Appena un anno fa, Salvini prometteva l’eliminazione dei prefetti per dare più potere ai sindaci. Oggi, consente ai prefetti di scavalcare i sindaci per garantire l’ordine e il decoro urbano. Ancora una volta, però, si perde il punto centrale, il tema reale che sta dietro a tutti questi sistemi di criminalizzazione del povero, dell’emarginato, già iniziati sotto Minniti. Confini di segregazione, zone ghetto in cui confinare chi non si vuole vedere, una deriva securitaria che individua come indesiderate le vittime invece dei carnefici. Depotenziare i sindaci, spesso soggetti a scarse risorse economiche, dati gli ingenti tagli al sociale adoperati dal governo nazionale, è un altro passo verso la distruzione dello stato di diritto. Per salvare la democrazia, diceva Stefano Rodotà, non si può perdere la democrazia. E così ritorna l’eterna questione: quando per affermare un diritto (la sicurezza) se ne perde un altro (la libertà), qualcosa non funziona.

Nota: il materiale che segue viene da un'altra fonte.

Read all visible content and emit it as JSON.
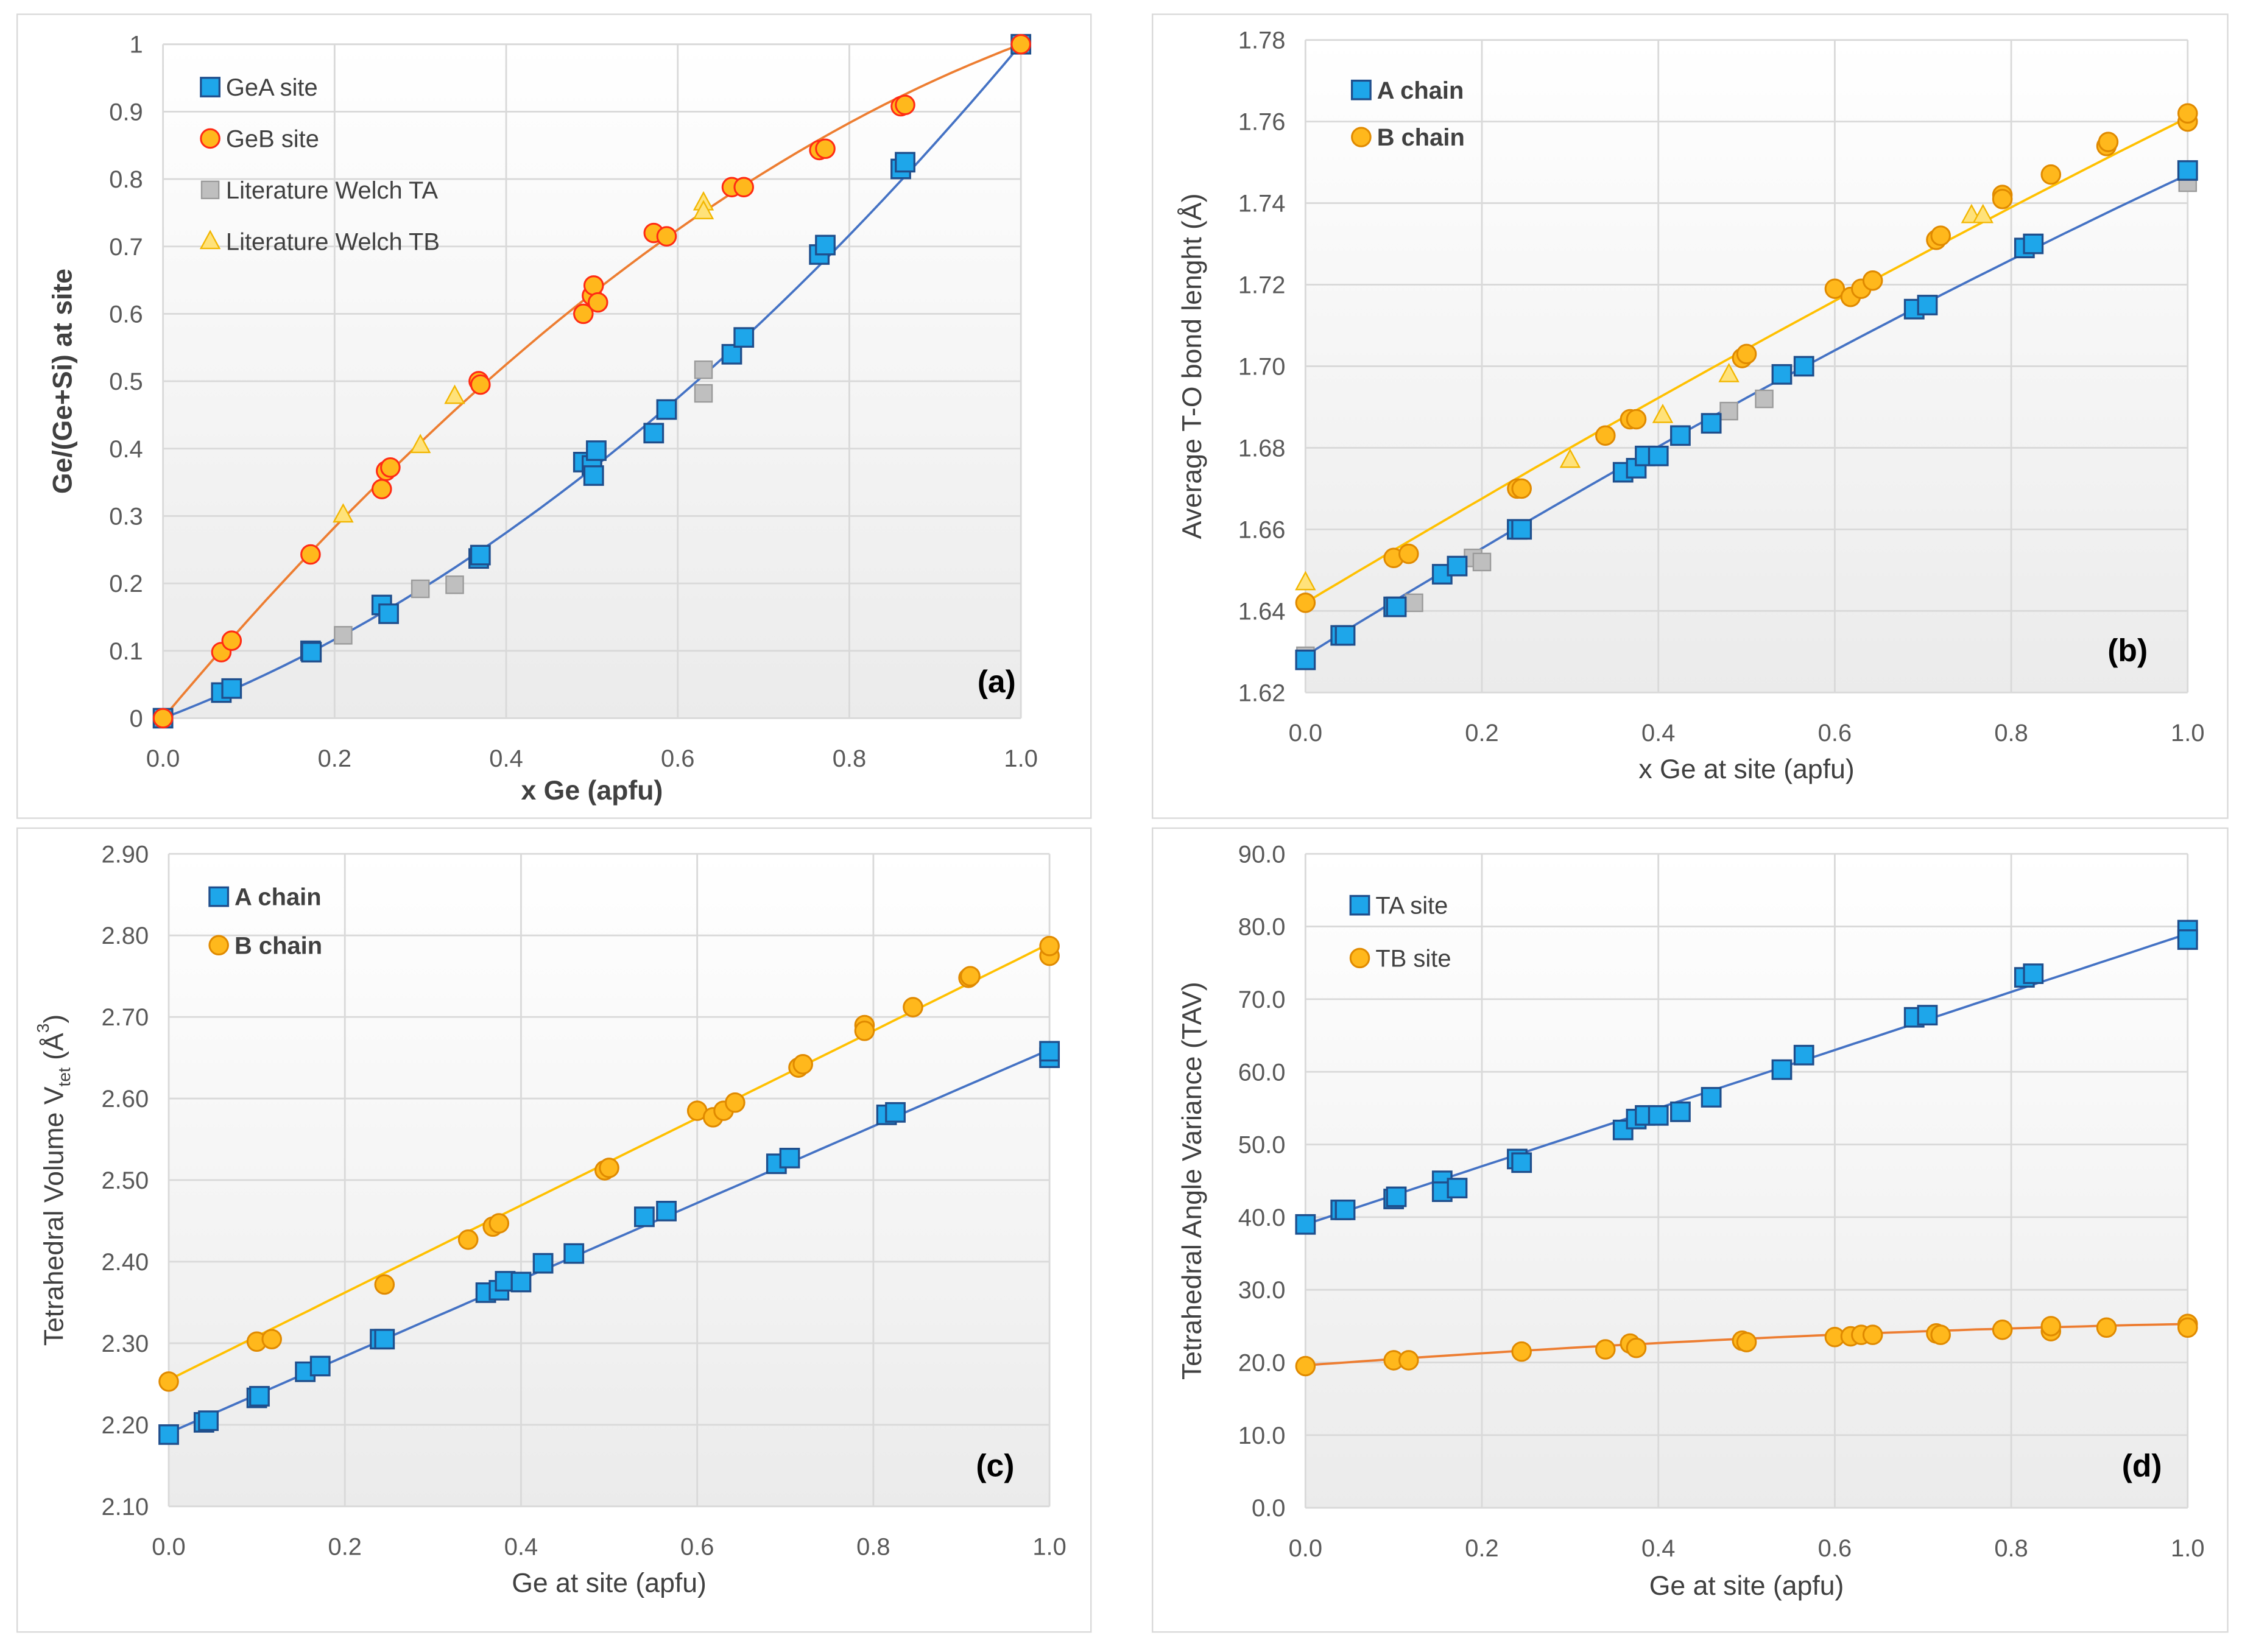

In questo caso, si tratta di restrizioni e limitazioni della libertà, di colpevolizzazione del povero e operazioni di propaganda politica sulla pelle dei più deboli.  La riduzione dei diritti è una risposta facile, che apparentemente rassicura, ma indebolisce la democrazia e non dà strumenti di lotta o di alternativa. La direttiva “anti-balordi” ne è una dimostrazione: contraria alla riserva di giurisdizione e libertà di movimento prevista dalla Costituzione, crea ancora più insicurezza e favorisce l’emarginazione.

La crisi economica, la povertà, il tanto conclamato degrado hanno radici e cause ben più profonde e strutturali di quanto viene solitamente affermato e non sono risolvibili a colpi di direttive. Innanzi tutto, provengono da una visione delle politiche sociali come un costo e non come un investimento e un obbligo, dall’assenza di una misura di sostegno al reddito che non sia un sussidio come il Reddito di cittadinanza, da politiche fiscali regressive e la mancanza di vere misure di contrasto all’evasione fiscale, da politiche di austerità che solo il nostro Paese ha voluto introdurre addirittura in Costituzione con la modifica dell’articolo 81 che impone il pareggio di bilancio e da politiche sul lavoro sbagliate che hanno favorito l’insicurezza sociale, la precarizzazione e abbassato i salari, per citarne alcune.

Non sarà creando delle zone di confine e di segregazione, non sarà sopprimendo il potere democratico, che si arriverà all’eliminazione della povertà e dell’emarginazione.